Washington Post: Witness Says He Informed Quattrone of Subpoenas . Central to the case is what Quattrone knew about government subpoenas when he forwarded an e-mail message from an associate encouraging employees under him to “clean up their files” on Dec. 5, 2000. CSFB policy called for employees to periodically destroy notes and other draft papers when deals had been completed, except if they had been notified that investigators and lawyers were seeking documents. Brodsky, then CSFB’s top lawyer in the Americas, said he told Quattrone on Dec. 3 that a grand jury had issued subpoenas.
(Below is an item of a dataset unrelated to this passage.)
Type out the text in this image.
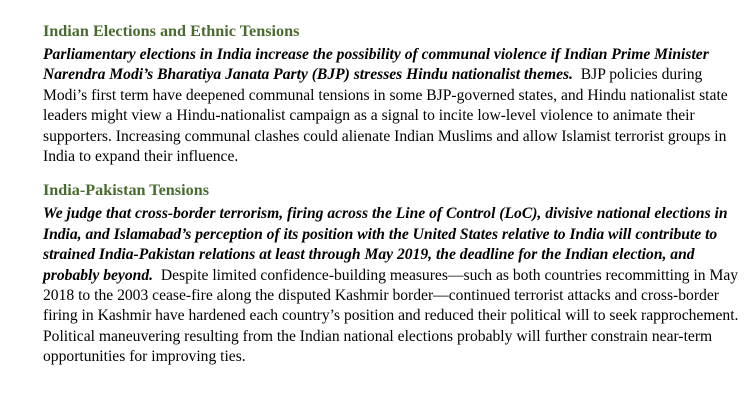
Indian Elections and Ethnic Tensions

Parliamentary elections in India increase the possibility of communal violence if Indian Prime Minister Narendra Modi’s Bharatiya Janata Party (BJP) stresses Hindu nationalist themes. BJP policies during Modi’s first term have deepened communal tensions in some BJP-governed states, and Hindu nationalist state leaders might view a Hindu-nationalist campaign as a signal to incite low-level violence to animate their supporters. Increasing communal clashes could alienate Indian Muslims and allow Islamist terrorist groups in India to expand their influence.

India-Pakistan Tensions

We judge that cross-border terrorism, firing across the Line of Control (LoC), divisive national elections in India, and Islamabad’s perception of its position with the United States relative to India will contribute to strained India-Pakistan relations at least through May 2019, the deadline for the Indian election, and probably beyond. Despite limited confidence-building measures—such as both countries recommitting in May 2018 to the 2003 cease-fire along the disputed Kashmir border—continued terrorist attacks and cross-border firing in Kashmir have hardened each country’s position and reduced their political will to seek rapprochement. Political maneuvering resulting from the Indian national elections probably will further constrain near-term opportunities for improving ties.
This is very bad news for Quattrone’s case. The testimony from Brodsky, the head of legal affairs at Credit Suisse First Boston, will lend more credence to the prosecution’s case than we learned in the opening arguments.
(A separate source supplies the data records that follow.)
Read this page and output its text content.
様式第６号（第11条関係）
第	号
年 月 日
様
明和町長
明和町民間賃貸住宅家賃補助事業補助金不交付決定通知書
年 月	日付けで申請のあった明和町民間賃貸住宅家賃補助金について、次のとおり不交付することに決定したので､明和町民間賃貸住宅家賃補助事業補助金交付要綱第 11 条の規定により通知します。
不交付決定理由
The defense’s opening argument had Quattrone receiving a warning e-mail on Dec. 5, 2000 — one of hundreds that day, the defense noted. Now it turns out he was warned two days earlier.
Let’s see what the cross-examination turns up. But reasonable doubt may be getting more difficult.
Posted by: professor rat on October 4, 2003 12:29 PM
While we’re off the subject…you know the white hats getting perp walked now like Lamo and that security dude,Dan?
Well what about these criminals getting fake ID’s?
http://cryptome.org/gao-04-133t.htm
Tests we have performed over the past 3 years demonstrate that counterfeit identification documents can be used to
Posted by: drinkof on October 4, 2003 10:37 AM
Here’s an analogy, and an inquiry regarding normal investigative procedure. NPR (via Nina Totenberg) reported that the Dept of Justice, at the request of the White House, delayed the delivery (and thus effective date) of the ‘save all your documents’ letter to the WH by 24 hours. I’ve never heard of, actually, any similar situation in an investigation, has anyone else? Seems to violate Investigation 101, doesn’t it?
If true, won’t the identity of the person who asked and the person who said yes be interesting? And potentially embarrassing? There doesn’t seem to be a defensible motive I can think of that would even make sense, is there?